Fiber Optic Cabinets, Cables, Pedestals and Terminals

Drum Picture

When you have a warehouse to run, “efficiency” is word one. How to get the customers’ product requests fulfilled in as fast, safe and effective manner as possible is the first priority.

Tom and Len live and breathe this daily. Tom is the warehouse/inventory manager, and has been here for 32 years. In fact, right out of high school, he started with one of the companies that was acquired to create the original nucleus of Clearfield.

Len came to Clearfield less than two years ago as the manager of manufacturing operations. Before that, he worked in the medical device field. Tom and Len have very different backgrounds. But both have a burning desire to meet and exceed customers’ expectations.

Things can get “very hyperactive” when you’re overseeing all shipping, receiving, inventory and warehouse activities for a multi-national company like Clearfield. “So,” Tom says, “we meet every day to discuss the previous day’s performance, as well as discuss upcoming work load and challenges. We take great pride in on-time delivery.”

Len calls it putting your game face on every day. “We have to be ready to move mountains if necessary.  It’s never: ‘Whew, we won’t have to do that for another week.’ It’s more like: ‘We achieved this yesterday; ok, let’s do it even better tomorrow.’”  He says there’s never a boring day at Clearfield. “You never come in and sit back and just let things happen. There’s always an opportunity to make a process better; to drive some efficiencies. Ops-wise, there’s not a stifling hierarchy here preventing the improvement of processes. “Quicker. Faster. Better. That’s our mantra. Our drumbeat.”

Tom recalled a customer in New Jersey who needed a Clearfield cabinet on a Friday for a important demonstration on Saturday. Despite a late Wednesday pick-up, Tom was assured that the cabinet would be delivered by end of business (5 pm) on Friday. When it had not arrived by Friday afternoon, however, he and his team went into overdrive. Knowing the particular importance of a timely delivery to this customer, Tom left no stone unturned, and, in the end the truck pulled up to the receiving dock at 4:55 pm. Unaware of all the 11th hour, behind-the-scenes efforts, the happy customer merely said, “Thanks, and have a nice weekend.” That’s the way it should be.

Len says Clearfield’s move to its new headquarters is the perfect illustration of this point. “We moved everything over the weekend, and we were up and shipping on Monday. We’re proud of the fact that clients wouldn’t have known we had moved if we hadn’t told them.”

Deliver is definitely the most prominent Clearfield core value for these men. But Collaborate is a close second. “No one man is an island. A lot of hands are involved from ordering to supplying,” Len says. “Like clockwork, there is a lot that has to happen for it to work well.”

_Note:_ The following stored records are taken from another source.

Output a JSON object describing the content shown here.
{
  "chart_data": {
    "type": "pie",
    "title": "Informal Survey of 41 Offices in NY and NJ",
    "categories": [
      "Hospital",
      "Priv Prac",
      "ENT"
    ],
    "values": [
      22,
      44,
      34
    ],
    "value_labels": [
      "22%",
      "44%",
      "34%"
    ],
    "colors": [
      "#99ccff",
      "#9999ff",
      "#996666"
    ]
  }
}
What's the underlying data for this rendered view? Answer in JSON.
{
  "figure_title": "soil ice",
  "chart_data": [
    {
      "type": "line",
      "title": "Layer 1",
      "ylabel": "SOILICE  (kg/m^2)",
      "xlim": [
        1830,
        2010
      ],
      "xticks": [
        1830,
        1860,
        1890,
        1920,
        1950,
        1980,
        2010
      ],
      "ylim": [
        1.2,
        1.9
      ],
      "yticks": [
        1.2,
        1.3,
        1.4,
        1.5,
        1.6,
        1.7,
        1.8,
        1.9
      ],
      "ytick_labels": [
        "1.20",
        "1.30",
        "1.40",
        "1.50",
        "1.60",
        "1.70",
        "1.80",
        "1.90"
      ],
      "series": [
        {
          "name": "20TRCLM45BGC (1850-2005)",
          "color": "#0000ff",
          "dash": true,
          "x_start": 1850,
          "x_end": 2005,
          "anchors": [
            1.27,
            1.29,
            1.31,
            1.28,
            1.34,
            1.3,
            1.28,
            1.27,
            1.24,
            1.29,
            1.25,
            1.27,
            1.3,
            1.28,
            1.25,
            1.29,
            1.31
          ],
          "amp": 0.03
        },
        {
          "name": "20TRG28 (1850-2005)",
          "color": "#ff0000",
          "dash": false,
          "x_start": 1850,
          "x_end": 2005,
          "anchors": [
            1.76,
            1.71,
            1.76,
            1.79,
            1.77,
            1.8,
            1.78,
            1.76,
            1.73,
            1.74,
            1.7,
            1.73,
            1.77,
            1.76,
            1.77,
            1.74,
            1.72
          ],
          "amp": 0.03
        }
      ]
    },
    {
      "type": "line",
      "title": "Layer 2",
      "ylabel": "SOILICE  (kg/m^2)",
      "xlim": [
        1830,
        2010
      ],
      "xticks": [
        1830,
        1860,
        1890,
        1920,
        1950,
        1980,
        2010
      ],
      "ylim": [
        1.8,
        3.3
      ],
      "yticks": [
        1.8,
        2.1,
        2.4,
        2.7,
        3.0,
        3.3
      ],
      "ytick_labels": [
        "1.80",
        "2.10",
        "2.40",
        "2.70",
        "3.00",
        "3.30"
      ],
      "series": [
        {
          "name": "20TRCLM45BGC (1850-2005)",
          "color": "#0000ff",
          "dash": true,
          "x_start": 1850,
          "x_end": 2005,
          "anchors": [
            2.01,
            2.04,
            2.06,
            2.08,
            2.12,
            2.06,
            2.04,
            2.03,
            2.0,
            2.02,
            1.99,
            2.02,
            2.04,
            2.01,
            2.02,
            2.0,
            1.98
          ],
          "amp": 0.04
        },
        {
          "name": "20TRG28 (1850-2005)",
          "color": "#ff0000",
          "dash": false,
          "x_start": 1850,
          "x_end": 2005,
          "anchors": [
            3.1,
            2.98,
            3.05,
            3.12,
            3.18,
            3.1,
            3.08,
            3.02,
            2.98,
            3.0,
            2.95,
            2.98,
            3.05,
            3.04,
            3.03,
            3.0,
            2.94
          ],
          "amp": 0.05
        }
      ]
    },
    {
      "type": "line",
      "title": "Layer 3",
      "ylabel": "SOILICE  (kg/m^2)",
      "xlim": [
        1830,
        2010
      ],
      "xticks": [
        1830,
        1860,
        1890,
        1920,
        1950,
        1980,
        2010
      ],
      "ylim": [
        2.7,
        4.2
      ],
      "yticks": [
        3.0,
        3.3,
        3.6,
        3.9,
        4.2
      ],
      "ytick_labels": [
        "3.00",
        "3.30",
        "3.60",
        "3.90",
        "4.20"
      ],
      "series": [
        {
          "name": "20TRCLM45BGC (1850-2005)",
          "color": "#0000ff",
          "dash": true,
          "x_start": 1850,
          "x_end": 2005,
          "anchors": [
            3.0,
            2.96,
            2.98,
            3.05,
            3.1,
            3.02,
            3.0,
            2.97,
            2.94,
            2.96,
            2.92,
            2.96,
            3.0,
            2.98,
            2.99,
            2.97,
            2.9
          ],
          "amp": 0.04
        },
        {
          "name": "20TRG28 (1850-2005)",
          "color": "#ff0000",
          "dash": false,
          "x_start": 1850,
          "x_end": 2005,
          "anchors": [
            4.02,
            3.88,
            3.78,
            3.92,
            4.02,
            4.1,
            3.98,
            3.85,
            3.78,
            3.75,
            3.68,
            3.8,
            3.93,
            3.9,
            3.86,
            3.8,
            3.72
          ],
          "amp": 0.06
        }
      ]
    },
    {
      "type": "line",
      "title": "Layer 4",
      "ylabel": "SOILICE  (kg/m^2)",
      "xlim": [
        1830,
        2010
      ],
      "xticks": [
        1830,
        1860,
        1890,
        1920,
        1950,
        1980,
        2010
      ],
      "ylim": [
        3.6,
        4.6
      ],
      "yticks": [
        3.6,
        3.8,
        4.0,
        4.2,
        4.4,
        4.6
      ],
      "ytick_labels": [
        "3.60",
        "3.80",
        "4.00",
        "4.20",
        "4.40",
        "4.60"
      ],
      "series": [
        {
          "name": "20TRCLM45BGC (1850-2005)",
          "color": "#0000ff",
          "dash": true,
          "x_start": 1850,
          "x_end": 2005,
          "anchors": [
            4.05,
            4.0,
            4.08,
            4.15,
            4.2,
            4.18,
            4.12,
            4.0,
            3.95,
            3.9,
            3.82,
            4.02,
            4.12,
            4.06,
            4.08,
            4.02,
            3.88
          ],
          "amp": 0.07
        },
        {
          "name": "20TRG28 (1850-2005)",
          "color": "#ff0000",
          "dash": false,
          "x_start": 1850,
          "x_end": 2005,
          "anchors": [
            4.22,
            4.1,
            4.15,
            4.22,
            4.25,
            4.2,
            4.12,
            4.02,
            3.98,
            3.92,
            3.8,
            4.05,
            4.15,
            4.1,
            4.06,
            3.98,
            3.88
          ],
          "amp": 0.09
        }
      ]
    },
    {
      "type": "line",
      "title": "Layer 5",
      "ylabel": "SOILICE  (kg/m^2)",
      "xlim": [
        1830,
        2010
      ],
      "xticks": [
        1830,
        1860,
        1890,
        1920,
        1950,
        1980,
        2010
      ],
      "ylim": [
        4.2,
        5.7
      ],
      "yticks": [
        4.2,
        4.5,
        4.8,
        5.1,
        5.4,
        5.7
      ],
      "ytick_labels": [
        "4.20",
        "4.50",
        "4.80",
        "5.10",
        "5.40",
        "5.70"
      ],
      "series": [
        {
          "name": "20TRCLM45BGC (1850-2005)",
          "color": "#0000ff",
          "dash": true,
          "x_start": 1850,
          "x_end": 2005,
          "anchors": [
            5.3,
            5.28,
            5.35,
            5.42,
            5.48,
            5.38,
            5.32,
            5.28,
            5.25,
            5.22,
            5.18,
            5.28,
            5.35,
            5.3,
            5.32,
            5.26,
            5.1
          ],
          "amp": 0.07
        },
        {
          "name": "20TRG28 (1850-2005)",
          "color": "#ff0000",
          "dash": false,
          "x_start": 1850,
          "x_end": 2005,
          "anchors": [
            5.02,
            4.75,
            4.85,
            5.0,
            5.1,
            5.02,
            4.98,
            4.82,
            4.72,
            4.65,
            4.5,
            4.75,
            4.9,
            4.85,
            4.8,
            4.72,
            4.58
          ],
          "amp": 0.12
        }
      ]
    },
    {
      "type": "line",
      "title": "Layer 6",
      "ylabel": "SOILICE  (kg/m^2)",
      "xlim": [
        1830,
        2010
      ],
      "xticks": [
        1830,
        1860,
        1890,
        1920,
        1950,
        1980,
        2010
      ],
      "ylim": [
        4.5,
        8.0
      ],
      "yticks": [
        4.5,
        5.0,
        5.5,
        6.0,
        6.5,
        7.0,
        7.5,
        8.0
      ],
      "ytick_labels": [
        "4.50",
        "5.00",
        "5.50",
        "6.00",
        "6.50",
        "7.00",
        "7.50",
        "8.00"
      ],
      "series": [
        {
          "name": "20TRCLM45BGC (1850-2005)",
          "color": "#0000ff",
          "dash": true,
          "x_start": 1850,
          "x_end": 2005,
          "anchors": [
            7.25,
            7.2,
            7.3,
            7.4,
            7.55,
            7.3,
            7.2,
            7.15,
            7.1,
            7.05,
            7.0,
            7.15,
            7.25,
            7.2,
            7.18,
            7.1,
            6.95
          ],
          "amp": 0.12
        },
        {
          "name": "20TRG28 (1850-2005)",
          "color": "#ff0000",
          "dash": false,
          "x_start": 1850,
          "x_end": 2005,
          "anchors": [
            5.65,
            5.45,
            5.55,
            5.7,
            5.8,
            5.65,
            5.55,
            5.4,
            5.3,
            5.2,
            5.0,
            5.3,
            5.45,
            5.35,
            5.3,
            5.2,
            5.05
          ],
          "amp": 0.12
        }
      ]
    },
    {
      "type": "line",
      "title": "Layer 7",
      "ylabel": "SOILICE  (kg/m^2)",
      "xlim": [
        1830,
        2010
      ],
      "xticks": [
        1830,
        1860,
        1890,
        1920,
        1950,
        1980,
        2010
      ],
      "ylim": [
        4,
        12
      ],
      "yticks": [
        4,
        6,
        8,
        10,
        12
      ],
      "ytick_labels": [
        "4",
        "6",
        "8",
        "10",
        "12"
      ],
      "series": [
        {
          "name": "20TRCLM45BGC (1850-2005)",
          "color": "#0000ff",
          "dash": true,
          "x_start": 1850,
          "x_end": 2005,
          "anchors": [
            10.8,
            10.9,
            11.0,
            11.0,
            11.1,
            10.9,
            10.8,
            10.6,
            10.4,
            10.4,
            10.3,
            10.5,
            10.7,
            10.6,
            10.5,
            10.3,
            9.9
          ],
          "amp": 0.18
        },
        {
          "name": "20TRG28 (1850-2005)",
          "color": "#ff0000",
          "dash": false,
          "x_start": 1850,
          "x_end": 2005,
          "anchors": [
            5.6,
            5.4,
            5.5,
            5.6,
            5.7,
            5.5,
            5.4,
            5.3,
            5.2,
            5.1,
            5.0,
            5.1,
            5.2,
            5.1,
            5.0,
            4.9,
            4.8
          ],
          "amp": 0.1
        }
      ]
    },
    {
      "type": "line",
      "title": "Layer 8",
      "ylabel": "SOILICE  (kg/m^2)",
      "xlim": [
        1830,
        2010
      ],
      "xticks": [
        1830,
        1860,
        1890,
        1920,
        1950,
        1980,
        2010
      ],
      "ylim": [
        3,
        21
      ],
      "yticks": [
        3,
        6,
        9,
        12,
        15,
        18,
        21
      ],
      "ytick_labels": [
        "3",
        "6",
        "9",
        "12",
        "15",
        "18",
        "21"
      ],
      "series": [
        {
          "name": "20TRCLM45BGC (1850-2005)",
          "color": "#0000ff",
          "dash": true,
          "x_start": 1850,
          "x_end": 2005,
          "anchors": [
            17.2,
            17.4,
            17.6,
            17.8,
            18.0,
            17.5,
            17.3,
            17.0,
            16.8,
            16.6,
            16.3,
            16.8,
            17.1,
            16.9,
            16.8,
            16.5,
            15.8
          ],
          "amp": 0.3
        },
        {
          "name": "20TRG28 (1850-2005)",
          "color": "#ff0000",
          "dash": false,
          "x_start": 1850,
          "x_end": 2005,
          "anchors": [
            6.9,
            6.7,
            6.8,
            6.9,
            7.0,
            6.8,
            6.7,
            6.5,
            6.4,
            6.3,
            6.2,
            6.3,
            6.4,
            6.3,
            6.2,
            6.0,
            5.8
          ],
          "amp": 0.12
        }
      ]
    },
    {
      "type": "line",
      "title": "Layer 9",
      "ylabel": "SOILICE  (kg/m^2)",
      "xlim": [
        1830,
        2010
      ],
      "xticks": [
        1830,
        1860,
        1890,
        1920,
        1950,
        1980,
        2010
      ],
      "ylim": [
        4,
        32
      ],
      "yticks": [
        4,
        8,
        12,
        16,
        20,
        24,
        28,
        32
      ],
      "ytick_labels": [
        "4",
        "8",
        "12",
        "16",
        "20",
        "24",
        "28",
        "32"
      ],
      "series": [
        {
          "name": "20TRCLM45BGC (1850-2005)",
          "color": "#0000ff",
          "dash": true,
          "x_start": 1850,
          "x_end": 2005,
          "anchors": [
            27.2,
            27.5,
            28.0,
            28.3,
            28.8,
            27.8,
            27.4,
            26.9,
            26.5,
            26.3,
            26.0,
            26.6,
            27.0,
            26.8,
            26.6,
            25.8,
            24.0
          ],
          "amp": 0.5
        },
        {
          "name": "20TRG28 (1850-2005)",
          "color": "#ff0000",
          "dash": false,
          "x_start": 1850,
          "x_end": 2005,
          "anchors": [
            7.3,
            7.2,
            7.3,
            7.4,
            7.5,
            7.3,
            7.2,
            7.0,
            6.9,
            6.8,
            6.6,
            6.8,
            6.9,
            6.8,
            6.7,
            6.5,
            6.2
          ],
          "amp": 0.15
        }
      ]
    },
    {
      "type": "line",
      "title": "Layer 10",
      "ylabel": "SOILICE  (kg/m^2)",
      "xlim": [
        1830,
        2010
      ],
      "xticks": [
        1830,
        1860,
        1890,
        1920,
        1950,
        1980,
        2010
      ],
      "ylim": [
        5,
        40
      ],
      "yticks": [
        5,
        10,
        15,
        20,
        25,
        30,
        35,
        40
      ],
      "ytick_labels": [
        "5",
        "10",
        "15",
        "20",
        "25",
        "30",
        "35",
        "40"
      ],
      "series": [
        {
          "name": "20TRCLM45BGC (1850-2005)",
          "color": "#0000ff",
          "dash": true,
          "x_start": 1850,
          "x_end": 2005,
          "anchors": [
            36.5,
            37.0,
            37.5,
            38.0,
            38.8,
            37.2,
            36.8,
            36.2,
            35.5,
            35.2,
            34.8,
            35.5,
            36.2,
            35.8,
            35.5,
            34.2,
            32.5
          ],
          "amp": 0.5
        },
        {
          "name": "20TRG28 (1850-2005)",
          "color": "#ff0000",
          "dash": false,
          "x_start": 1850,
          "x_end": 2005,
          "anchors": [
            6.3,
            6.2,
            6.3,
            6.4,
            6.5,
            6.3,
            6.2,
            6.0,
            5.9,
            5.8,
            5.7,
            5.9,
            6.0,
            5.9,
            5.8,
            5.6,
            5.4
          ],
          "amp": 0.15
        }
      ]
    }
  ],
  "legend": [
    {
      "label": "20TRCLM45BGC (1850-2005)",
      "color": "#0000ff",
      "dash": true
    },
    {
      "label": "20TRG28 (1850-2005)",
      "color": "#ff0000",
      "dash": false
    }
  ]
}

Tom attributes Clearfield’s success to “continual product and quality improvements.  The willingness to take risks. Len says it’s the customer-centric focus. “We recognize that we are in the business to listen to our customers and provide products that make their lives better.  That’s why we exist.”

Both say they go home at the end of each day with a sense of accomplishment, knowing that they’ve solved that day’s problems and achieved their goals despite whatever road blocks popped up along the way.

Quicker. Faster. Better. The drumbeat goes on.